Weapon type, fatalities and proximity to target are all major factors in distinguishing successful from unsuccessful terrorist assassinations, according to ​new research by former START Terrorism Research Award (TRA) recipient Marissa Mandala and START researcher Joshua D. Freilich.

Using environmental criminology and situational crime prevention (SCP) methodologies, the researchers analyzed a random sample of 100 successful and 100 unsuccessful assassination incidents between 2005 and 2014 from the Global Terrorism Database (GTD). Results showed that successful assassinations are associated with several SCP measures including weapon type, fatalities, terrorist proximity to target, and attack and target locations. The researchers concluded that the use of environmental criminology and SCP can be effective in informing counterterrorism approaches by helping to identify the opportunities that exist during successful assassination events.

The article, “Disrupting Terrorist Assassinations Through Situational Crime Prevention,” expanded upon previous research by Ronald Clarke and Graeme Newman in their 2006 book “Outsmarting the Terrorists.” In it, they present techniques of SCP that can be applied to terrorism as well as acronyms for assessing target vulnerability and terrorist weapon selection.

Mandala and Freilich analyzed a number of variables provided by the GTD in addition to new variables that corresponded with their hypotheses.
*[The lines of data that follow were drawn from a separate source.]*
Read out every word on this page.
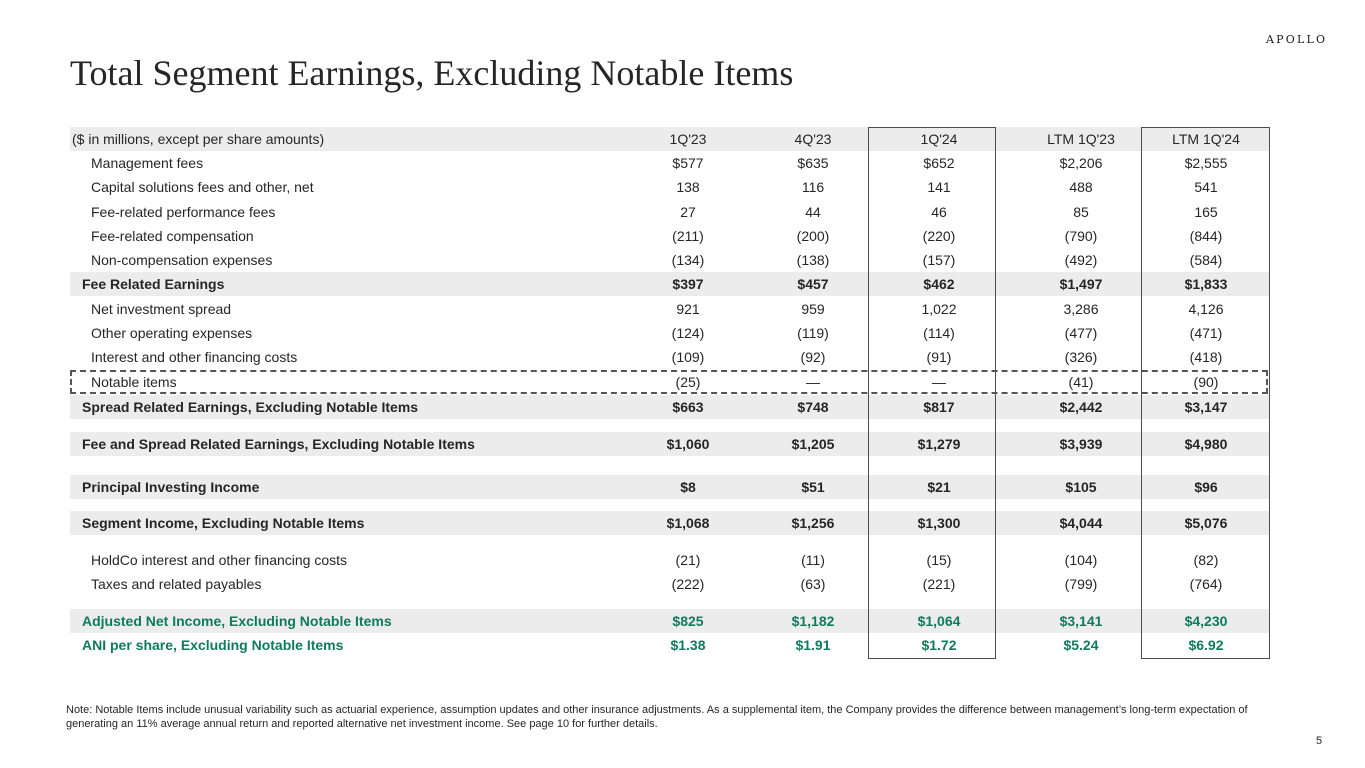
APOLLO
Total Segment Earnings, Excluding Notable Items
($ in millions, except per share amounts)	1Q'23	4Q'23	1Q'24	LTM 1Q'23	LTM 1Q'24
Management fees	$577	$635	$652	$2,206	$2,555
Capital solutions fees and other, net	138	116	141	488	541
Fee-related performance fees	27	44	46	85	165
Fee-related compensation	(211)	(200)	(220)	(790)	(844)
Non-compensation expenses	(134)	(138)	(157)	(492)	(584)
Fee Related Earnings	$397	$457	$462	$1,497	$1,833
Net investment spread	921	959	1,022	3,286	4,126
Other operating expenses	(124)	(119)	(114)	(477)	(471)
Interest and other financing costs	(109)	(92)	(91)	(326)	(418)
Notable items	(25)	—	—	(41)	(90)
Spread Related Earnings, Excluding Notable Items	$663	$748	$817	$2,442	$3,147
Fee and Spread Related Earnings, Excluding Notable Items	$1,060	$1,205	$1,279	$3,939	$4,980
Principal Investing Income	$8	$51	$21	$105	$96
Segment Income, Excluding Notable Items	$1,068	$1,256	$1,300	$4,044	$5,076
HoldCo interest and other financing costs	(21)	(11)	(15)	(104)	(82)
Taxes and related payables	(222)	(63)	(221)	(799)	(764)
Adjusted Net Income, Excluding Notable Items	$825	$1,182	$1,064	$3,141	$4,230
ANI per share, Excluding Notable Items	$1.38	$1.91	$1.72	$5.24	$6.92
Note: Notable Items include unusual variability such as actuarial experience, assumption updates and other insurance adjustments. As a supplemental item, the Company provides the difference between management’s long-term expectation of generating an 11% average annual return and reported alternative net investment income. See page 10 for further details.
5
These variables include:  whether security responded to terrorists during the attack; whether a sticky bomb was used; whether the target was inside or outside when attacked; whether the target was at work or engaging in work activities when attacked; whether the target was inside a motor vehicle during the attack; whether the target was traveling in a motorcade; whether others (i.e., witnesses, body guards), other than the target, were present at the scene of the attack; and whether the terrorists were in close proximity (i.e., point-blank range) to the target when they attacked.

Using these variables in combination with GTD data, the researchers found that security responsiveness is a crucial part of preventing assassinations. The simple presence of security personnel did not have a significant effect but their ability to take action in an attack scenario did. The researchers emphasized the importance of security training with these findings, stating that personnel must be trained to recognize and respond to attack situations.

According to additional analysis, terrorists are more likely to select firearms in assassinations because of simplicity and accessibility. These conclusions suggest that firearm regulations, as well as metal detectors at entry and exit points could be key factors in SCP.

Mandala and Freilich also found that a target either inside a building or inside a motor vehicle is less likely to be attacked than a target outside. The research suggests that this may be because of increased control of the target’s environment indoors. 

Assassination attempts are also proven to be more successful when multiple fatalities occur during the attack and when the target is in close proximity to the attacker.